Los hermanos Zhengxuan y Jinxuan intercambiaron una mirada de desconcierto y profunda preocupación. No entendían por qué las dos mujeres habían cambiado de repente de expresión. Su actitud no se parecía en nada a la de amantes que se reencuentran; más bien parecía la de enemigos. Era como si su anterior "mirada cariñosa" hubiera sido una ilusión. ¿Qué... qué estaba pasando? ¿Se habían equivocado? Se conocían, pero no eran amantes; ¿eran enemigos? ¿Cómo era posible? Si eran enemigos, ¿qué debían hacer?
"Jun..."
"Qing'er..."
Los dos hermanos gritaron al unísono y se acercaron a las dos mujeres. No sabían qué hacer allí; solo querían estar a su lado. Estos dos hermanos, que desde la infancia habían tenido el control de todo, se mantenían serenos y tranquilos incluso ante funcionarios traicioneros que conspiraban para usurpar el trono o invasiones extranjeras. Ahora, sin embargo, no podían comprender las intenciones de estas dos mujeres. No podían controlarlas en absoluto, ni siquiera entender su relación. Eran, sin duda, su némesis.
"¡Alto!", gritaron Ao Jun y Ao Xue al unísono con frialdad, deteniendo a los dos hermanos que estaban a punto de acercarse a ellos.
Zhengxuan y Jinxuan se detuvieron un instante, pero luego continuaron caminando con determinación. Eran personas a las que apreciaban mucho y no podían permitir que les sucediera nada.
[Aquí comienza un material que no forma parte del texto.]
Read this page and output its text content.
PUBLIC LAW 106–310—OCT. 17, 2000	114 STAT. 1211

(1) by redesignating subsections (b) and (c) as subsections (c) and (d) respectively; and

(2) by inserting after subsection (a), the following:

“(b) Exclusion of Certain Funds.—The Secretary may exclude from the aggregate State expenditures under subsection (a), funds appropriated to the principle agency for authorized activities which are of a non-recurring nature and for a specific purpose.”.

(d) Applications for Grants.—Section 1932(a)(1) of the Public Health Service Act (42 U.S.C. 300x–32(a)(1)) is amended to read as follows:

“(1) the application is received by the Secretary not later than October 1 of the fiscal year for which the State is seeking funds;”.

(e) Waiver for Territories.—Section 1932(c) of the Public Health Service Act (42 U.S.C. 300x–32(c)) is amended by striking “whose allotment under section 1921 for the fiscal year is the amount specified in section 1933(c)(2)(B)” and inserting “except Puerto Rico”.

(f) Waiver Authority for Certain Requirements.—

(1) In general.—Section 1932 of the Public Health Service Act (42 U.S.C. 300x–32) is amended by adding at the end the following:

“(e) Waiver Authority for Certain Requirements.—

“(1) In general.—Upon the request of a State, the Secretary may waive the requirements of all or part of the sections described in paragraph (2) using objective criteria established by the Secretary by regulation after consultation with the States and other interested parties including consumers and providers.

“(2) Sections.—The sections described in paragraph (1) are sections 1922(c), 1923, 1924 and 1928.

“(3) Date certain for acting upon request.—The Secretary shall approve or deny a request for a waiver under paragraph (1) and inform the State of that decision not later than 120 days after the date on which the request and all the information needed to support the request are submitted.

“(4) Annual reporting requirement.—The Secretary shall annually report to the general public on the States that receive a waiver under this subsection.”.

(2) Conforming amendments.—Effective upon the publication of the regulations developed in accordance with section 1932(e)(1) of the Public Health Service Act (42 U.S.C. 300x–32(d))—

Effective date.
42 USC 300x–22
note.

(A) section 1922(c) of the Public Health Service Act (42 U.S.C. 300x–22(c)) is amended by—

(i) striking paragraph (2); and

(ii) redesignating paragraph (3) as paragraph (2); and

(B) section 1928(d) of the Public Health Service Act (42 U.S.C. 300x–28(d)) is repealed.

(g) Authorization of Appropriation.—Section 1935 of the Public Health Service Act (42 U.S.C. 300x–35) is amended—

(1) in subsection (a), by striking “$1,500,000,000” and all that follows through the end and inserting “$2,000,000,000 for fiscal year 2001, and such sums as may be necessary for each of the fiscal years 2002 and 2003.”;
Por lo tanto, esta vez no les harían caso.
«No se acerquen más. Esto es un asunto entre nosotros dos. Nadie puede interferir. No me culpen por ser descortés». Al ver que Zhengxuan y Jinxuan no les hacían caso, Aojun y Aoxue se giraron y los amenazaron con voz fría. Sus rostros eran serios y sus ojos expresaban claramente un solo mensaje: quien se acerque, que se olvide de volver a verlos.
Zhengxuan y Jinxuan se detuvieron en seco. Parecía que no les quedaba más remedio que mantenerse al margen, pues ambos sabían que aquellas mujeres eran personas de palabra. Pero si algo sucedía, actuarían aunque eso significara ser odiadas de por vida. Se repitieron esto a sí mismos al mismo tiempo.
Ao Xue volvió la cabeza con satisfacción, mirando extrañada las túnicas blancas de Ao Jun, y dijo fríamente: "¿No te gusta usar ropa blanca? ¿Has olvidado lo fácil que se ensucia?".